Unprecedented inorganic HTL-based MA-free Sn–Pb perovskite photovoltaics with an efficiency over 23%

Abstract

The majority of high-efficiency Sn–Pb perovskite solar cells (PSCs) have used methylammonium (MA) cation and PEDOT:PSS hole transport layer (HTL) which limits the device performance, especially in terms of stability. In this work, we propose a highly efficient and remarkably stable MA-free Sn–Pb PSC based on an inorganic HTL (NiO_x), utilizing GeO_x passivation derived from GeI₂ additive. Using depth profiling analysis, we demonstrate for the first time that GeI₂ additive–GeO_x has a very detrimental effect on the PEDOT:PSS/Sn–Pb perovskite system, while it is efficacious on the NiO_x/Sn–Pb perovskite system. The GeI₂ additive–GeO_x passivation effectively mitigates defect states and non-radiative recombination in the MA-free Sn–Pb perovskite by inhibiting Ni³⁺ formation and efficiently suppressing Sn²⁺ oxidation in the NiO_x/Sn–Pb perovskite system.
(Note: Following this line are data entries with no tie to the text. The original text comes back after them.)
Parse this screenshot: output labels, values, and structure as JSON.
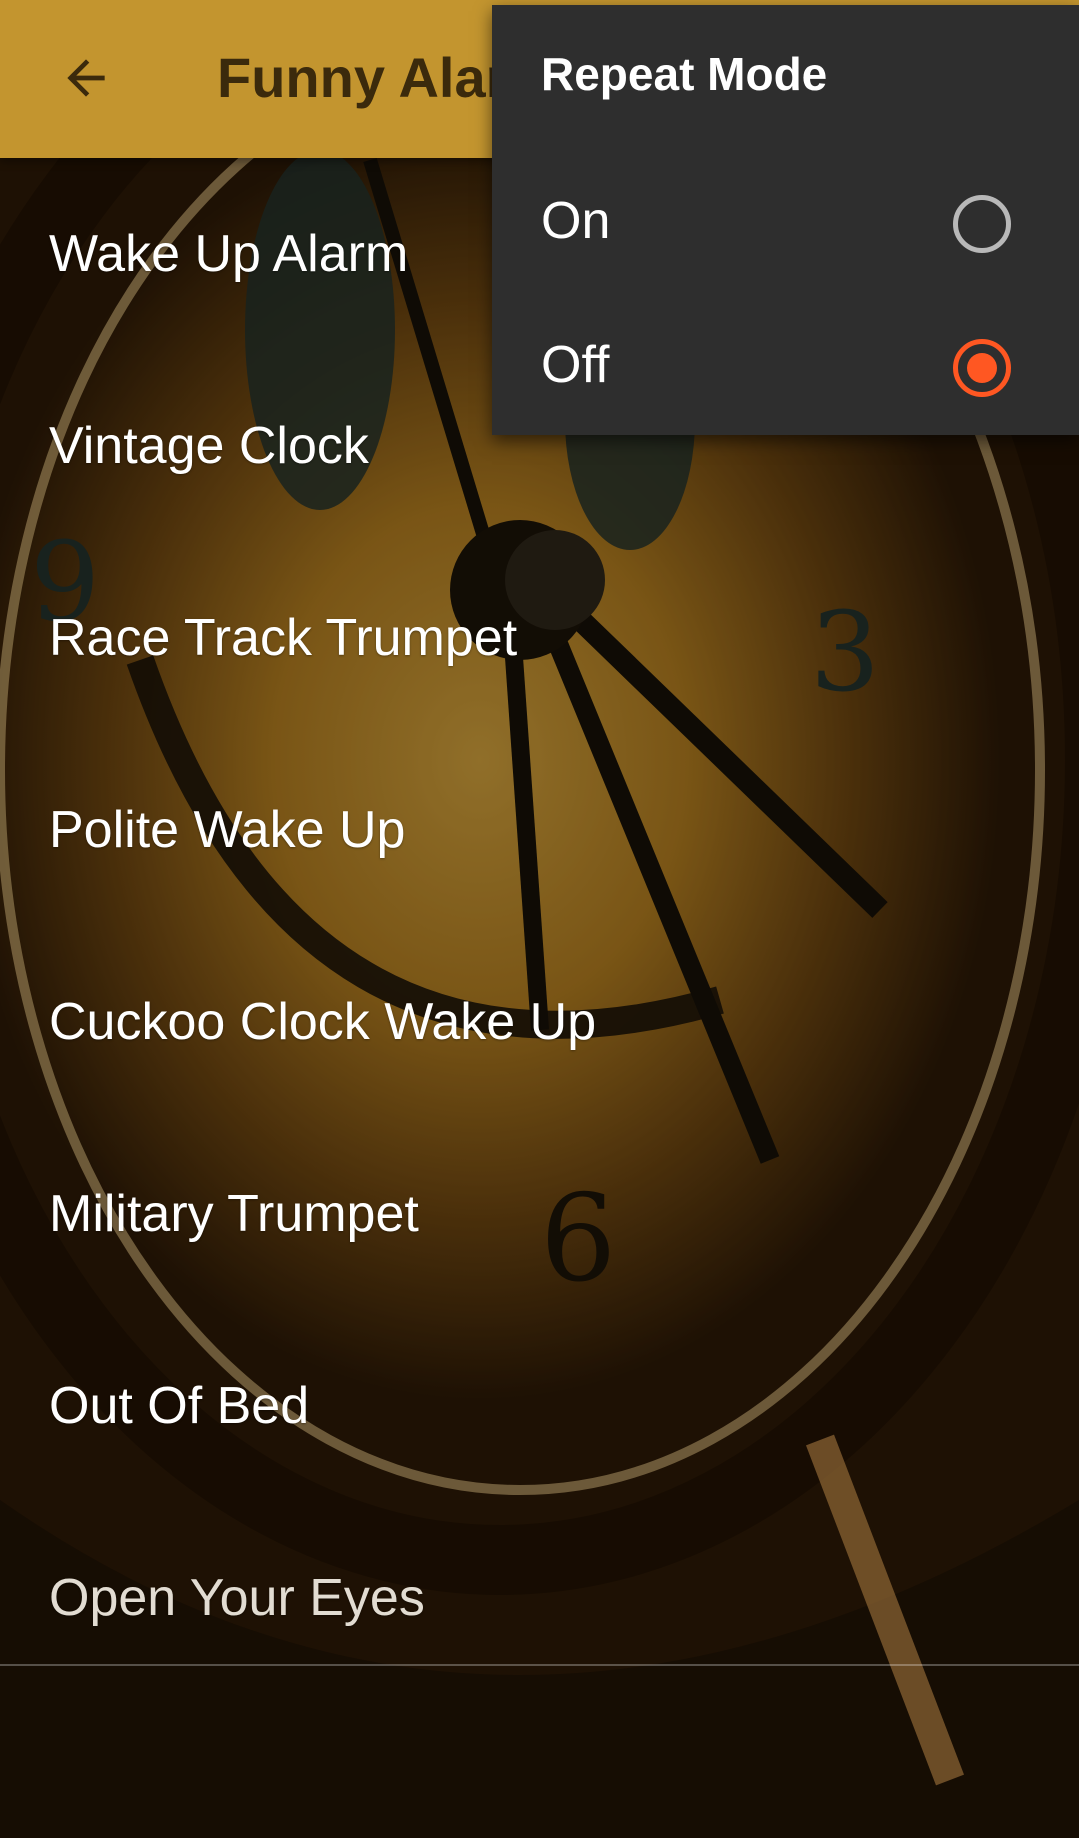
{
  "appbar": {
    "back_icon": "arrow-left-icon",
    "title": "Funny Alarm"
  },
  "alarms": [
    {
      "label": "Wake Up Alarm"
    },
    {
      "label": "Vintage Clock"
    },
    {
      "label": "Race Track Trumpet"
    },
    {
      "label": "Polite Wake Up"
    },
    {
      "label": "Cuckoo Clock Wake Up"
    },
    {
      "label": "Military Trumpet"
    },
    {
      "label": "Out Of Bed"
    },
    {
      "label": "Open Your Eyes"
    }
  ],
  "repeat_menu": {
    "title": "Repeat Mode",
    "options": [
      {
        "label": "On",
        "selected": false
      },
      {
        "label": "Off",
        "selected": true
      }
    ]
  },
  "colors": {
    "appbar": "#c3952f",
    "accent": "#ff5722",
    "popup": "#2e2e2e"
  }
}
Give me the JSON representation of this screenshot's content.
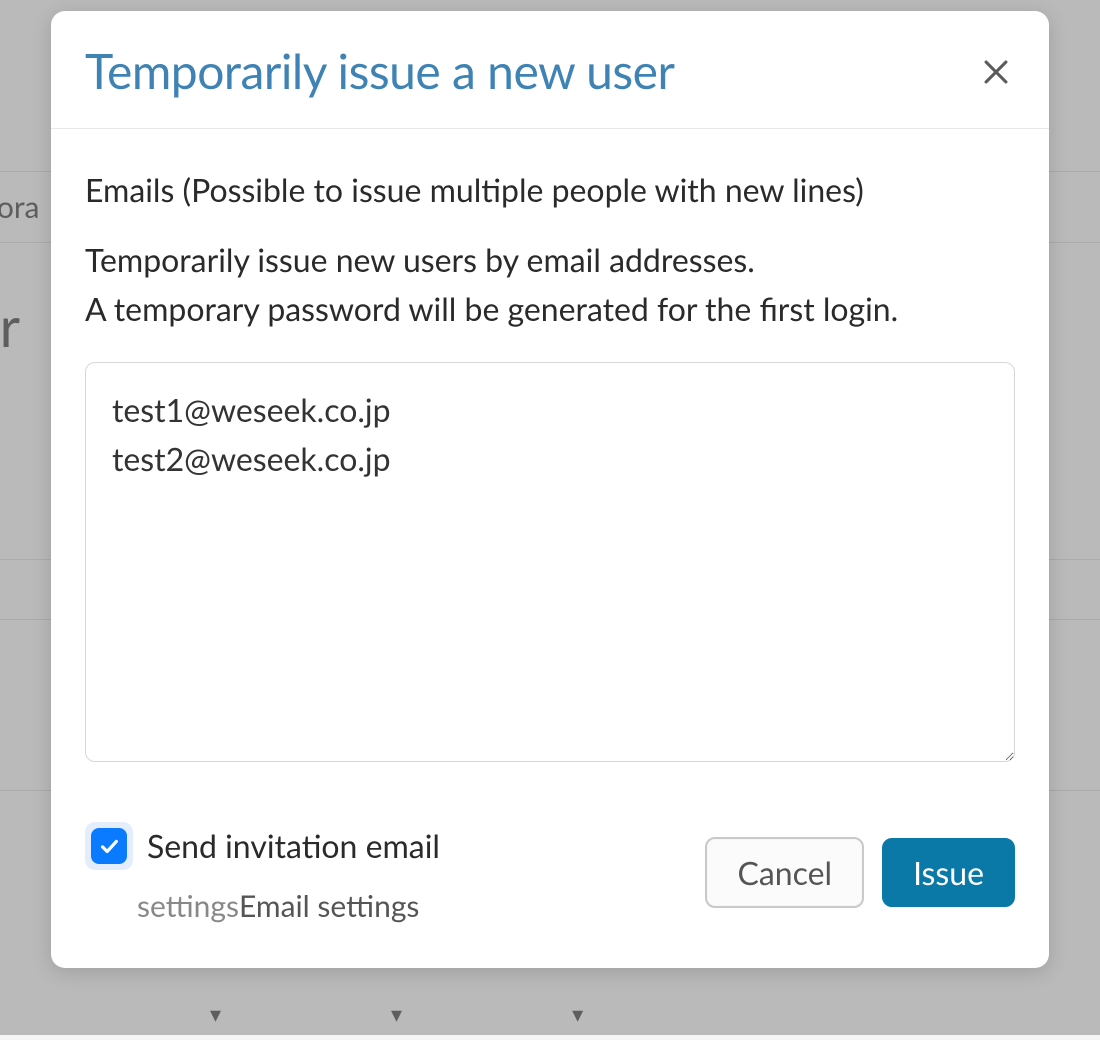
{
  "background": {
    "tab_fragment": "pora",
    "heading_fragment": "er"
  },
  "modal": {
    "title": "Temporarily issue a new user",
    "emails_label": "Emails (Possible to issue multiple people with new lines)",
    "help_text": "Temporarily issue new users by email addresses.\nA temporary password will be generated for the first login.",
    "textarea_value": "test1@weseek.co.jp\ntest2@weseek.co.jp",
    "checkbox": {
      "checked": true,
      "label": "Send invitation email"
    },
    "settings_prefix": "settings",
    "settings_link": "Email settings",
    "buttons": {
      "cancel": "Cancel",
      "issue": "Issue"
    }
  }
}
Additionally, the GeO_x on the NiO_x surface exhibits excellent band alignment, resulting in outstanding charge extraction. Consequently, our MA-free Sn–Pb PSC shows an unprecedented efficiency of 23.34% (certified 22.9%) which is the highest among MA-free Sn–Pb PSCs employing an inorganic HTL instead of PEDOT:PSS, and exhibits exceptional long-term stability, maintaining over 95% of the initial power conversion efficiency for 4320 hours with encapsulation (88% without encapsulation). Our findings suggest promising prospects for efficient and stable MA-free Sn–Pb photovoltaic devices, potentially replacing PEDOT:PSS.